A simulation run with the ContentSIM software shows that this is not necessarily the case. Dealing with complex system it is unwise to reduce a problem to one factor, but it is crucial to include the whole system and its behaviour to find a appropriate solution. Solutions depending on one factor alone are often shortsighted and mostly wrong.
Complex systems often do not behave as you expect them to
For example choosing to increase editorial staff from 6 to 10 people (leaving unchanged the 8-hour-day and a productivity of 0.25 articles per hour), also increases the average number of articels from 80 to 150. But this does not mean that the website gets automatically more attractive.

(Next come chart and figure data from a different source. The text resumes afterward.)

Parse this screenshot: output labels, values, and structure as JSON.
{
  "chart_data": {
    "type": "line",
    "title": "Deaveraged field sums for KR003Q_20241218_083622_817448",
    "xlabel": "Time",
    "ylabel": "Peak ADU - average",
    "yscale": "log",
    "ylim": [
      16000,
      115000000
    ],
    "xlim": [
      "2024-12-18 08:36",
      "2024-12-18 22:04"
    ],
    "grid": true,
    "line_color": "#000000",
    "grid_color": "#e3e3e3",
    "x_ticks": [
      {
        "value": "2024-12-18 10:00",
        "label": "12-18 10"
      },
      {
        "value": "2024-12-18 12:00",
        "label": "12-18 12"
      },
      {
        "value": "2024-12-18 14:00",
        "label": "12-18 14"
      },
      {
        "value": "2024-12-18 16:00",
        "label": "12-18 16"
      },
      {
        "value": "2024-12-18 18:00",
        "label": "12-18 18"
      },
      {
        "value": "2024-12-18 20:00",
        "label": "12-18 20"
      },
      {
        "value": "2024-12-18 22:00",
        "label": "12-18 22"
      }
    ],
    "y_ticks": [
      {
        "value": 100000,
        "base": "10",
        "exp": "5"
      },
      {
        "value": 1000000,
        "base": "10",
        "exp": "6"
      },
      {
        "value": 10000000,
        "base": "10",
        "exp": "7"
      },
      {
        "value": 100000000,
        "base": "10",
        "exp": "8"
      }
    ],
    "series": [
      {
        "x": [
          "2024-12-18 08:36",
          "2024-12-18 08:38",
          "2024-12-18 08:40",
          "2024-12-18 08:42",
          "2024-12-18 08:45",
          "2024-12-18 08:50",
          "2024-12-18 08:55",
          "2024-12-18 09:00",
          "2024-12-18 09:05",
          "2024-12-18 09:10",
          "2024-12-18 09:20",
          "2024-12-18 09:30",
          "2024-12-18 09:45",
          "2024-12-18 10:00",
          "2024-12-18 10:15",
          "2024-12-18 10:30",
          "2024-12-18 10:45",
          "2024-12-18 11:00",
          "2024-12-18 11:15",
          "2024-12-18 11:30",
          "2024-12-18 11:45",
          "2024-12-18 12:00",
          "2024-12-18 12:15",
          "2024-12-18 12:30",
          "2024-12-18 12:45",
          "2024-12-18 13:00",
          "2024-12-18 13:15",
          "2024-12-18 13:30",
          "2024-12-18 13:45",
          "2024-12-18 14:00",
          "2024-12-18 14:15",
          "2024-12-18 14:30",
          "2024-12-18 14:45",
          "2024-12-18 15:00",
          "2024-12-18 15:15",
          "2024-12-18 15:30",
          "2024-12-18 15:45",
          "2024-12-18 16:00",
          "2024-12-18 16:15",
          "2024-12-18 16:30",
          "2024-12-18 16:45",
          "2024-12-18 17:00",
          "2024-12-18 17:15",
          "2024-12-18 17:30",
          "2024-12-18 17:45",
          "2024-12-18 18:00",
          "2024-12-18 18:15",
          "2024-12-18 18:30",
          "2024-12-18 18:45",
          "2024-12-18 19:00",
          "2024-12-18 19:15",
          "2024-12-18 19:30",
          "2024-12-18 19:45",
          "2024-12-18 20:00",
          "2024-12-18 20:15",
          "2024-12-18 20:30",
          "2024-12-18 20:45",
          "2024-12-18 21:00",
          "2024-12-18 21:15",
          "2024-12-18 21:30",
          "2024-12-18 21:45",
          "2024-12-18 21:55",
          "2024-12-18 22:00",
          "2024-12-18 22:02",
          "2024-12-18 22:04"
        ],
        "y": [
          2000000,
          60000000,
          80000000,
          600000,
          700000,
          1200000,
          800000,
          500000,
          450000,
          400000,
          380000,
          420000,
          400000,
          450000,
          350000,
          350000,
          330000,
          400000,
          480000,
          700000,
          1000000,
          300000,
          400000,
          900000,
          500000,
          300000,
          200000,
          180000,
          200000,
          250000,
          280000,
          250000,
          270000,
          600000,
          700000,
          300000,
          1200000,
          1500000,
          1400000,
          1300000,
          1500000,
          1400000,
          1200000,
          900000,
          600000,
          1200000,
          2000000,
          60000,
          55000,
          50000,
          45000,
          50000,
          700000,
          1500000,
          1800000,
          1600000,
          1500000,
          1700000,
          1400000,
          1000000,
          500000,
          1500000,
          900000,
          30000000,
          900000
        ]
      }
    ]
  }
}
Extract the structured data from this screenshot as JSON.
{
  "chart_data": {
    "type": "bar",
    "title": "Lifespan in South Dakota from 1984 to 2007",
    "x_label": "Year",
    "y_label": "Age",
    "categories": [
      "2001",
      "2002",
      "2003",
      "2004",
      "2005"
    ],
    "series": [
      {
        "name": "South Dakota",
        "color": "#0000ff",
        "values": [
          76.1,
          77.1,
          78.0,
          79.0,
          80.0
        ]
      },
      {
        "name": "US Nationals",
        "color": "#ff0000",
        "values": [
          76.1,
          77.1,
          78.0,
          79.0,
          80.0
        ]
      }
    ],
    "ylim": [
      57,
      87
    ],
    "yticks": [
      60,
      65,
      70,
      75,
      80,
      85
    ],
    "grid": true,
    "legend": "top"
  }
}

Instead, the system behaviour shows that the ratio of old to new content remains unchanged independent of the number of staff actually employed. Obviously the amount of fresh content increases with the number of staff, but at the same time the number of old content increases and therefore the ratio as an indicator of attractiveness remains invariant (ratio new content / old content with staff 10 = 150/600 = 0.25 - ration with staff 6 = 82/372 = 0,22 ).

To improve the attractiveness of the website or intranet it is crucial to minimize the amount of old content in the system by deploying staff for updating activities . Only with these updating actitivies it is possible to improve the ratio and therefore the attractiveness. System insights like these you gain with the application of the ContentSIM software.